Based on a model to predict bar passage, simulate an admissions cycle where the students predicted as being the most likely to pass the bar are admitted into the highest tier law schools. We create the predictive model using a linear regression of the form above, but based only on LSAT scores and GPA.

Suppose an admissions office came to you and proposed using this model to determine which students are admitted. How would you evaluate the model and what would you recomemnd to the admissions office? If this model were used, would there be a valid disparate impact claim for any rejected applicants?

In [None]:
# predict bar passage rates via linear regresssion
bar_model <- lm(PASS_BAR ~ LSAT + UGPA, data = bar_data)
summary(bar_model)

In [None]:
# Modify these weights to explore alternative policies.
# The initial weights are set to zero.
LSAT_wt <- 0
GPA_wt <- 0
MINORITY_wt <- 0
INC1_wt <- 0
INC2_wt <- 0

# Compute the number of students admitted to a top-tier school
admit_n <- sum(bar_data$TOP_TIER)

# Rank applicants by the given weights, and return the top admit_n
admitted <- bar_data %>% 
    mutate(score = 
               LSAT * LSAT_wt + 
               UGPA * GPA_wt + 
               MINORITY * MINORITY_wt + 
               FAM_INC_1 * INC1_wt + 
               FAM_INC_2 * INC2_wt) %>%
    slice_max(score, n=admit_n)

# Compute the diversity of the admitted student body
admitted %>%
    summarize(
        p_minority = mean(MINORITY),
        mean_gpa = mean(UGPA),
        mean_lsat = mean(LSAT)
    )


#### Discussion Questions

* One way to characterize the use of bar passage information is as an attempt to reduce the importance of the LSAT in determining law school admissions. Does using bar passage data fulfill the goal of reducing emphasis on the LSAT?

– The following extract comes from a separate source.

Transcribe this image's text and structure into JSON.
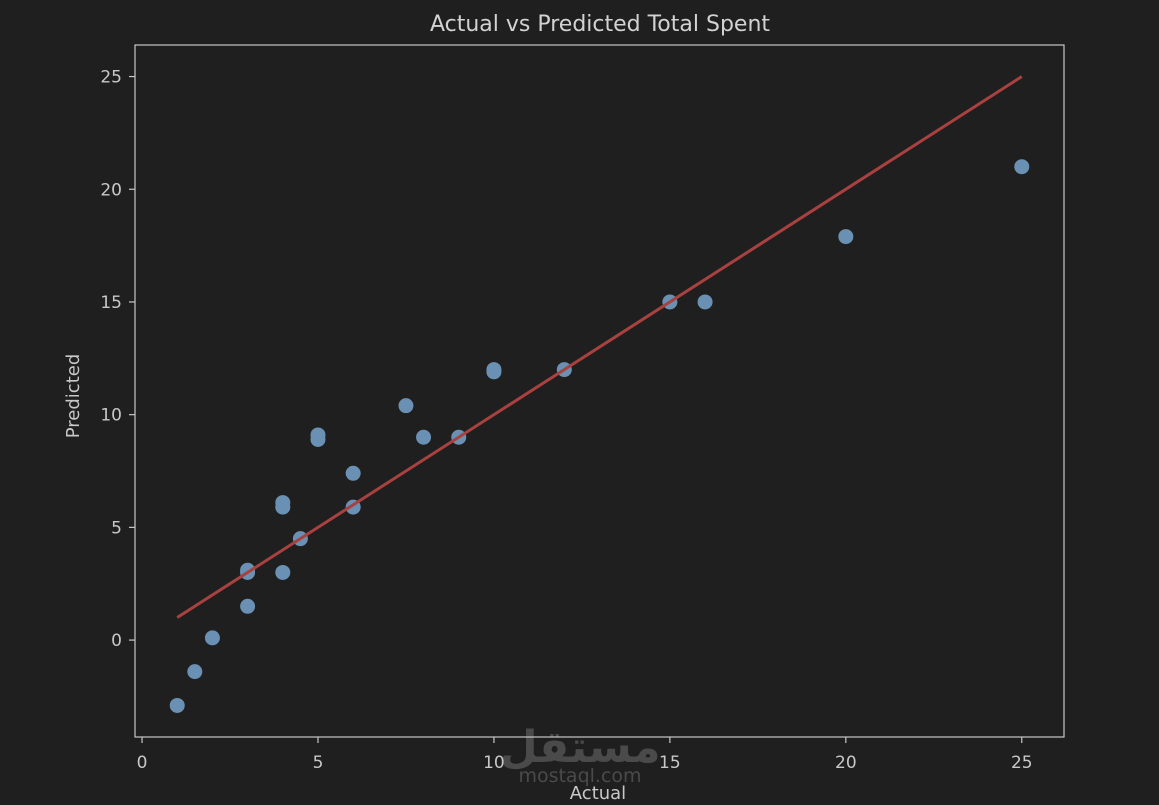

* Consider what some of the potential problems with this dataset are. What factors are not represented in the data that might be relevant for predicting outcomes on the bar exam? For success as an attorney? Are their any concerns about state bar passage as an outcome measure?

* How well do these models mimic the procedure of the actual admissions process? How does the performance of actual admission officers compare to the models we have here and to the extent there are differences in outcomes, what factors might drive those differences? 

* Are there important differences between the populations of interest that may influence the model in undesirable ways? Consider whether minority students are more likely to practice in jurisdictions with lower bar passage rates (e.g., NY or CA)? Consider whether stereotype threat or implicit bias might explain differences in academic or bar passage performance between white and minority students and what implications that has for the approach you've studied above.